Average Value Of Card Per Character

As it can be seen, Harry is a pretty strong character in the game.

The game however, can be broken down into two distinct ways of winning. Solve one or more Cases and defeat all the Foes, or defeat one or more Foes and solve all the Cases. This means there are two distinct strategies.

Firstly, if the game is with 5 players then it doesn’t matter who Harry is paired with. If you are only playing with the base set, all the characters will be in play.

With 4 players (or 2 players) however, you will need to drop one character. Although Susan Rodriguez has some neat abilities regarding aiding the rest of the team (like Timely Assist) she is probably the weakest character in the base game. This is because she has a large amount of investigation as a base, but not a lot else. It makes her more of a one trick pony.

Minimum Total Value

The above graph shows the non-modified base for each character on regards to the cards they can affect and how. Susan is guaranteed to, card drawing aside, have the most investigation skill; however, she is arguably the least balanced. Michael Carpenter is the most balanced, whilst also being one of the weakest on the field due to high numbers of Overcome and Advantage cards. This includes his abilities which include flipping a card for additional range (any ambiguous card like that, which adds a benefit whilst not directly relating to the four types of action – Investigate, Attack, Overcome or Advantage – I have classed for this sake as Advantage).
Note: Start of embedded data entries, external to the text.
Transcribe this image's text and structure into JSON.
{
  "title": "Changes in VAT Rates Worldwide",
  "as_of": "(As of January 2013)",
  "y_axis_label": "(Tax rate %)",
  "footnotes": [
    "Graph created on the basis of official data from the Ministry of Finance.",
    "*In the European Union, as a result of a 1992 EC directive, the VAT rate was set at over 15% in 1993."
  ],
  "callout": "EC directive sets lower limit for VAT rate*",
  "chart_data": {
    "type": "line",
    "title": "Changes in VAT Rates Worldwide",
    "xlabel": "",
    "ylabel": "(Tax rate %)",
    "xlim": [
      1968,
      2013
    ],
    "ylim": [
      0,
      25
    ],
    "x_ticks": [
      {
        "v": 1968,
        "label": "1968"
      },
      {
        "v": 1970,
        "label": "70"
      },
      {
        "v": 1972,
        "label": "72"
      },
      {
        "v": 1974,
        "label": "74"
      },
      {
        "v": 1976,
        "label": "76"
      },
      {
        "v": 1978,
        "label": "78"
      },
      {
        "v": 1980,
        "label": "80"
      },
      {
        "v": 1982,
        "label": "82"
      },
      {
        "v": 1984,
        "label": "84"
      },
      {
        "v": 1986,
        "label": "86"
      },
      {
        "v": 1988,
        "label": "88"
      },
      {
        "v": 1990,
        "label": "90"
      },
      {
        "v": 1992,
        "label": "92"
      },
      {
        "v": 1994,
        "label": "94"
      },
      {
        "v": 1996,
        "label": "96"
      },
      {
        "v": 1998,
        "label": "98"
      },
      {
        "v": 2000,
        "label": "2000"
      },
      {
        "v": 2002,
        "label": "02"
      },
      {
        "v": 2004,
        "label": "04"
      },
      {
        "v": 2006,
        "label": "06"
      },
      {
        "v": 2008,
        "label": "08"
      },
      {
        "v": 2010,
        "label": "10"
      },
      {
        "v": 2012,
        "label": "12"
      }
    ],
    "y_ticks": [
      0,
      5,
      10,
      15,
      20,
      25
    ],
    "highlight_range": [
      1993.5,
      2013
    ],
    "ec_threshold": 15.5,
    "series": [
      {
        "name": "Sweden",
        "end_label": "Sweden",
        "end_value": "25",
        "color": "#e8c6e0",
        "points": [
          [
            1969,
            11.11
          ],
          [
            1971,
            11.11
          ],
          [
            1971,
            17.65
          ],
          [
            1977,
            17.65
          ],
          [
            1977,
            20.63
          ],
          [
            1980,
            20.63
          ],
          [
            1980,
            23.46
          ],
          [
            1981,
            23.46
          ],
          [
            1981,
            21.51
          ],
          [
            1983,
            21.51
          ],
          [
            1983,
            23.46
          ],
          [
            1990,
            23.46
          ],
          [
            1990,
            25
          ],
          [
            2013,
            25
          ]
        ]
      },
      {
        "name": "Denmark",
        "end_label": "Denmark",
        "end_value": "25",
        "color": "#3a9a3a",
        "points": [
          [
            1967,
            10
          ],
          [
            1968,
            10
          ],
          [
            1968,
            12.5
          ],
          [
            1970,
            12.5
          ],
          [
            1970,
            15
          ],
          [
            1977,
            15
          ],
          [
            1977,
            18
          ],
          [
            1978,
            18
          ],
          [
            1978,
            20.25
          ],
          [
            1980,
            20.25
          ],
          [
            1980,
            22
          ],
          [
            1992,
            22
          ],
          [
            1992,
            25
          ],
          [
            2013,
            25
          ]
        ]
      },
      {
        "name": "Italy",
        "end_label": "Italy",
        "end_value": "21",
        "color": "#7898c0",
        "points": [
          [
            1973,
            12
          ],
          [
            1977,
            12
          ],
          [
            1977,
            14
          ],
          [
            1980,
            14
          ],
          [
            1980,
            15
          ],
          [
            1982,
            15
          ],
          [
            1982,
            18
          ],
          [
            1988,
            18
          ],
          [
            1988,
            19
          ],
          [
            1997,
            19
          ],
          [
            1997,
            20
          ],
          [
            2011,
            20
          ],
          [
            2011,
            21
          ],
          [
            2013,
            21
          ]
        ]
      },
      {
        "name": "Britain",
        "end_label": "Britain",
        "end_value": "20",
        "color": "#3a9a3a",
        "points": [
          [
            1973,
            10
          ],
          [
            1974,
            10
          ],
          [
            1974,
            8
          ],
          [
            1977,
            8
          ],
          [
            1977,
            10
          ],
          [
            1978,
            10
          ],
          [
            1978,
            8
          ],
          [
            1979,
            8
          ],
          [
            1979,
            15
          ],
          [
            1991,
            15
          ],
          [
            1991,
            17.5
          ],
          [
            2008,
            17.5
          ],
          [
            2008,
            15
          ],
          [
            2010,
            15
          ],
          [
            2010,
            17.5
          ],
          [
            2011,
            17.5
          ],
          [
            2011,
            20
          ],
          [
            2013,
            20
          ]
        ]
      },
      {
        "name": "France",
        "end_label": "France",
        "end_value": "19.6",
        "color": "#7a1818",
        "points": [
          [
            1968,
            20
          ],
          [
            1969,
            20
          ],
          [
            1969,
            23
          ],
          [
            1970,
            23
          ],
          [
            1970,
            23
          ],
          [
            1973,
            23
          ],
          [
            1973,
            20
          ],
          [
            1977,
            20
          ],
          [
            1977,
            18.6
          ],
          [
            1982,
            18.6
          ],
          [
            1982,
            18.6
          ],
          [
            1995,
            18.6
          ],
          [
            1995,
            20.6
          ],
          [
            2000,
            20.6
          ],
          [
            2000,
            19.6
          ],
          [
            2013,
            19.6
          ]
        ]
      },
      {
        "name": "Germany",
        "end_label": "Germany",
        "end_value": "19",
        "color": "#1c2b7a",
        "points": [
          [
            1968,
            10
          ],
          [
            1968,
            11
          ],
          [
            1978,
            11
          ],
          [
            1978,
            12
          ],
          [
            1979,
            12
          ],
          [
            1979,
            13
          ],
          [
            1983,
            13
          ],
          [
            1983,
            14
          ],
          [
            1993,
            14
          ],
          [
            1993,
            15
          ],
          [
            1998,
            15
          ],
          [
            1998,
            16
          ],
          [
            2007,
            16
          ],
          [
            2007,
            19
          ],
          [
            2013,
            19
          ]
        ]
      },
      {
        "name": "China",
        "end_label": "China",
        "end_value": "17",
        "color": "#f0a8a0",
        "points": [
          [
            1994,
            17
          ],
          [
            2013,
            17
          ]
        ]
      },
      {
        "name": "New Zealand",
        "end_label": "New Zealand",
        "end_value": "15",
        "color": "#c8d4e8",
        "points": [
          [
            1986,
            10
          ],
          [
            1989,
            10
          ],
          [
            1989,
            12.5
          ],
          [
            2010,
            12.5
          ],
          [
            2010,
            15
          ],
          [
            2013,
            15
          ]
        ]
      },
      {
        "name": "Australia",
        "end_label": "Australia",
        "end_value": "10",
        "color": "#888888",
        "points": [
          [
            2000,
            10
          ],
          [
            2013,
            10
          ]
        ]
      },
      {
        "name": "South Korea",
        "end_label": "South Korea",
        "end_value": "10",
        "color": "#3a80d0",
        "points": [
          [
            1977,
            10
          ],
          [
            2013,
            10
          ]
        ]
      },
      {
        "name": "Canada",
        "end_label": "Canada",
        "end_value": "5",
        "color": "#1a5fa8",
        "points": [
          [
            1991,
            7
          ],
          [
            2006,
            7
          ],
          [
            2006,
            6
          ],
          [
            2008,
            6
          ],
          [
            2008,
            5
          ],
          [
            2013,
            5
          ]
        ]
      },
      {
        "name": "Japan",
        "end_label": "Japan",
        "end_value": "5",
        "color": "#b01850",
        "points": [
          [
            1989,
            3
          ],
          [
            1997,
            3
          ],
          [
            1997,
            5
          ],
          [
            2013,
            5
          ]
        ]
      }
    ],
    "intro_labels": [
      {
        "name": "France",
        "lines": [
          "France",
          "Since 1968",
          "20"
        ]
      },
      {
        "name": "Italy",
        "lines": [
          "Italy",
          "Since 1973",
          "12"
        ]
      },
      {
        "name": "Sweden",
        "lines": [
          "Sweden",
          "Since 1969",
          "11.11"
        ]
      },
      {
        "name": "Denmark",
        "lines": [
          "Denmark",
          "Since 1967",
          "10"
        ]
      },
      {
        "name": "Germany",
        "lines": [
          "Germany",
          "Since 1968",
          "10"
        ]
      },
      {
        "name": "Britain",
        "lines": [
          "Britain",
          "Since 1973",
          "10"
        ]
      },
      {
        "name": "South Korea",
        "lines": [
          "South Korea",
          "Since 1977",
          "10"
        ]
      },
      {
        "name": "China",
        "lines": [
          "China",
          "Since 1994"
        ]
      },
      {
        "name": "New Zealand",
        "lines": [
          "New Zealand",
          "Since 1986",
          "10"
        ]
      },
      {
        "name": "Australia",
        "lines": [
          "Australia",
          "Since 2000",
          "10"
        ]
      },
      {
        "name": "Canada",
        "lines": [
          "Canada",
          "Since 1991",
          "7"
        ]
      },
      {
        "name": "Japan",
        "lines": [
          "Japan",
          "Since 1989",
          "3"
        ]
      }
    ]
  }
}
With three players (or one player) it becomes more of a struggle, and then it becomes about what type of game you want to play. If you want to solve Cases then your ideal team is probably Harry Dresden, Karrin Murphy, and Susan Rodriguez. That would be heavy on the very investigations side.

If you want to play a violent game however, and look to deal as many Hits as possible, then we need to look not so much at the average value of cards, but just the sheer number of cards Characters have to cause Hits.

Card Split Per Character

When we take number of cards into account, so more enemies can be targeted, and when we take the value of those cards into account, the violent (Hit dealing) team seems to be Harry Dresden, Billy and Georgia, and Michael Carpenter. That way they have 13 attack cards between them, which is enough to make a fair dent in any enemy force.

Conclusion: The Harry Dresden Strategy

One of the great things about The Dresden Files Cooperative Card Game is that, underneath it all, it is an incredibly balanced game and, no matter who you put together, the game will be thematic and fun. Harry is an interesting characters because he is the poster boy for the series. This gives him a certain obligation to be awesome. Other than that though it is important to remember to use his cards optimally.

Have fun with finding the right combos. I have suggested a few in this article by what makes sense from a numbers perspective, but there is a thematic way of playing the game as well. Try different combos and see what sticks for you.

As you can probably tell, I have already analysed the other characters in the base game and will write up that analysis over time. This may not be the best way of doing or presenting that analysis, so if you have any notes on this analysis and strategy (and how it can be improved) please let me know in the comments. I love this game and look forward to writing more about it moving forward.